2. Nearmnala P, Thanaburakorn M, Panbangred W, Chaiyen P, Hongdilokkul N.
   An in vivo selection system with tightly regulated gene expression enables directed evolution of highly efficient enzymes. Scientific Reports. 2021;11(1):11669. doi: 10.1038/s41598-021-91204-4
   https://www.nature.com/articles/s41598-021-91204-4 

Molecular Toolkits for Synthetic Biology

Our lab builds the genetic control systems that make advanced synthetic biology possible. We focus on redesigning allosteric transcription factors—especially TetR-based regulators—into programmable biosensors that convert molecular signals into defined gene-expression outputs. These engineered regulators support the creation of tunable inducible promoters, modular regulatory circuits, and biocontainment systems that tightly control microbial behavior.
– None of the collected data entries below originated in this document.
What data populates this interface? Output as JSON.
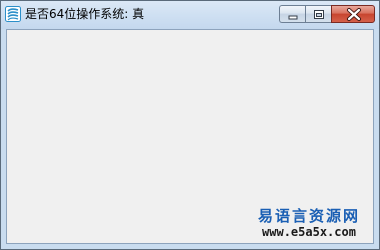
{
  "window": {
    "title": "是否64位操作系统: 真",
    "icon": "app-logo-icon",
    "buttons": [
      "minimize-icon",
      "maximize-icon",
      "close-icon"
    ]
  },
  "watermark": {
    "name": "易语言资源网",
    "url": "www.e5a5x.com"
  },
  "colors": {
    "titlebar": "#cfe0f2",
    "client_bg": "#f0f0f0",
    "close_button": "#c7452f",
    "watermark_blue": "#1a5fb4"
  }
}
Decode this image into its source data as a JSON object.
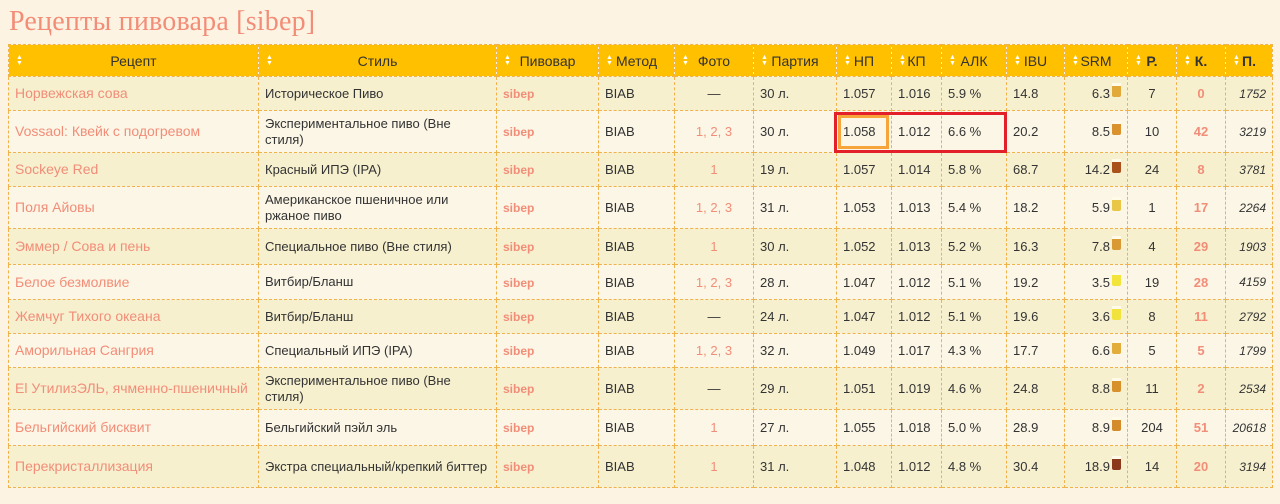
{
  "page": {
    "title": "Рецепты пивовара [sibep]"
  },
  "columns": [
    {
      "key": "recipe",
      "label": "Рецепт",
      "bold": false
    },
    {
      "key": "style",
      "label": "Стиль",
      "bold": false
    },
    {
      "key": "brewer",
      "label": "Пивовар",
      "bold": false
    },
    {
      "key": "method",
      "label": "Метод",
      "bold": false
    },
    {
      "key": "photo",
      "label": "Фото",
      "bold": false
    },
    {
      "key": "batch",
      "label": "Партия",
      "bold": false
    },
    {
      "key": "og",
      "label": "НП",
      "bold": false
    },
    {
      "key": "fg",
      "label": "КП",
      "bold": false
    },
    {
      "key": "abv",
      "label": "АЛК",
      "bold": false
    },
    {
      "key": "ibu",
      "label": "IBU",
      "bold": false
    },
    {
      "key": "srm",
      "label": "SRM",
      "bold": false
    },
    {
      "key": "r",
      "label": "Р.",
      "bold": true
    },
    {
      "key": "k",
      "label": "К.",
      "bold": true
    },
    {
      "key": "p",
      "label": "П.",
      "bold": true
    }
  ],
  "rows": [
    {
      "name": "Норвежская сова",
      "style": "Историческое Пиво",
      "brewer": "sibep",
      "method": "BIAB",
      "photo": "—",
      "batch": "30 л.",
      "og": "1.057",
      "fg": "1.016",
      "abv": "5.9 %",
      "ibu": "14.8",
      "srm": "6.3",
      "srm_color": "#e0a93a",
      "r": "7",
      "k": "0",
      "p": "1752"
    },
    {
      "name": "Vossaol: Квейк с подогревом",
      "style": "Экспериментальное пиво (Вне стиля)",
      "brewer": "sibep",
      "method": "BIAB",
      "photo": "1, 2, 3",
      "batch": "30 л.",
      "og": "1.058",
      "fg": "1.012",
      "abv": "6.6 %",
      "ibu": "20.2",
      "srm": "8.5",
      "srm_color": "#d9922c",
      "r": "10",
      "k": "42",
      "p": "3219"
    },
    {
      "name": "Sockeye Red",
      "style": "Красный ИПЭ (IPA)",
      "brewer": "sibep",
      "method": "BIAB",
      "photo": "1",
      "batch": "19 л.",
      "og": "1.057",
      "fg": "1.014",
      "abv": "5.8 %",
      "ibu": "68.7",
      "srm": "14.2",
      "srm_color": "#a9521c",
      "r": "24",
      "k": "8",
      "p": "3781"
    },
    {
      "name": "Поля Айовы",
      "style": "Американское пшеничное или ржаное пиво",
      "brewer": "sibep",
      "method": "BIAB",
      "photo": "1, 2, 3",
      "batch": "31 л.",
      "og": "1.053",
      "fg": "1.013",
      "abv": "5.4 %",
      "ibu": "18.2",
      "srm": "5.9",
      "srm_color": "#e9c646",
      "r": "1",
      "k": "17",
      "p": "2264"
    },
    {
      "name": "Эммер / Сова и пень",
      "style": "Специальное пиво (Вне стиля)",
      "brewer": "sibep",
      "method": "BIAB",
      "photo": "1",
      "batch": "30 л.",
      "og": "1.052",
      "fg": "1.013",
      "abv": "5.2 %",
      "ibu": "16.3",
      "srm": "7.8",
      "srm_color": "#d99a33",
      "r": "4",
      "k": "29",
      "p": "1903"
    },
    {
      "name": "Белое безмолвие",
      "style": "Витбир/Бланш",
      "brewer": "sibep",
      "method": "BIAB",
      "photo": "1, 2, 3",
      "batch": "28 л.",
      "og": "1.047",
      "fg": "1.012",
      "abv": "5.1 %",
      "ibu": "19.2",
      "srm": "3.5",
      "srm_color": "#f2e43a",
      "r": "19",
      "k": "28",
      "p": "4159"
    },
    {
      "name": "Жемчуг Тихого океана",
      "style": "Витбир/Бланш",
      "brewer": "sibep",
      "method": "BIAB",
      "photo": "—",
      "batch": "24 л.",
      "og": "1.047",
      "fg": "1.012",
      "abv": "5.1 %",
      "ibu": "19.6",
      "srm": "3.6",
      "srm_color": "#f2e23c",
      "r": "8",
      "k": "11",
      "p": "2792"
    },
    {
      "name": "Аморильная Сангрия",
      "style": "Специальный ИПЭ (IPA)",
      "brewer": "sibep",
      "method": "BIAB",
      "photo": "1, 2, 3",
      "batch": "32 л.",
      "og": "1.049",
      "fg": "1.017",
      "abv": "4.3 %",
      "ibu": "17.7",
      "srm": "6.6",
      "srm_color": "#e3ad3c",
      "r": "5",
      "k": "5",
      "p": "1799"
    },
    {
      "name": "El УтилизЭЛЬ, ячменно-пшеничный",
      "style": "Экспериментальное пиво (Вне стиля)",
      "brewer": "sibep",
      "method": "BIAB",
      "photo": "—",
      "batch": "29 л.",
      "og": "1.051",
      "fg": "1.019",
      "abv": "4.6 %",
      "ibu": "24.8",
      "srm": "8.8",
      "srm_color": "#d8902b",
      "r": "11",
      "k": "2",
      "p": "2534"
    },
    {
      "name": "Бельгийский бисквит",
      "style": "Бельгийский пэйл эль",
      "brewer": "sibep",
      "method": "BIAB",
      "photo": "1",
      "batch": "27 л.",
      "og": "1.055",
      "fg": "1.018",
      "abv": "5.0 %",
      "ibu": "28.9",
      "srm": "8.9",
      "srm_color": "#d48c2b",
      "r": "204",
      "k": "51",
      "p": "20618"
    },
    {
      "name": "Перекристаллизация",
      "style": "Экстра специальный/крепкий биттер",
      "brewer": "sibep",
      "method": "BIAB",
      "photo": "1",
      "batch": "31 л.",
      "og": "1.048",
      "fg": "1.012",
      "abv": "4.8 %",
      "ibu": "30.4",
      "srm": "18.9",
      "srm_color": "#8a3a1a",
      "r": "14",
      "k": "20",
      "p": "3194"
    }
  ],
  "icons": {
    "sort": "sort-arrows-icon",
    "glass": "beer-glass-icon"
  },
  "colors": {
    "header": "#ffc000",
    "link": "#f28d78",
    "highlight_red": "#e3202a",
    "highlight_orange": "#f7a43a"
  }
}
To support real-world applications, we build toolkits optimized for Bacillus and other Gram-positive bacteria, including host-specific regulatory elements and expression modules that function reliably across industrial chassis. Together, these molecular tools enable robust genetic programming, safer strain deployment, and next-generation microbial platforms for biomanufacturing, environmental sensing, and applied synthetic biology.

Microbial Cell Factories and Biocatalysis

We engineer microbes into efficient production platforms by redesigning the metabolic and genetic pathways required for heme–protein biosynthesis. Our work focuses on improving the microbial heme supply, engineering myoglobin and supporting enzymes, and building optimized expression architectures that enable high-level production of functional myoglobin in bacterial hosts. By tuning pathway flux, improving cofactor incorporation, and enhancing protein performance, we create robust microbial strains capable of generating recombinant myoglobin suitable for emerging food-biotechnology and alternative-protein applications. This strain-centered, molecular-level engineering framework forms the basis for building next-generation microbial cell factories that support sustainable biomanufacturing.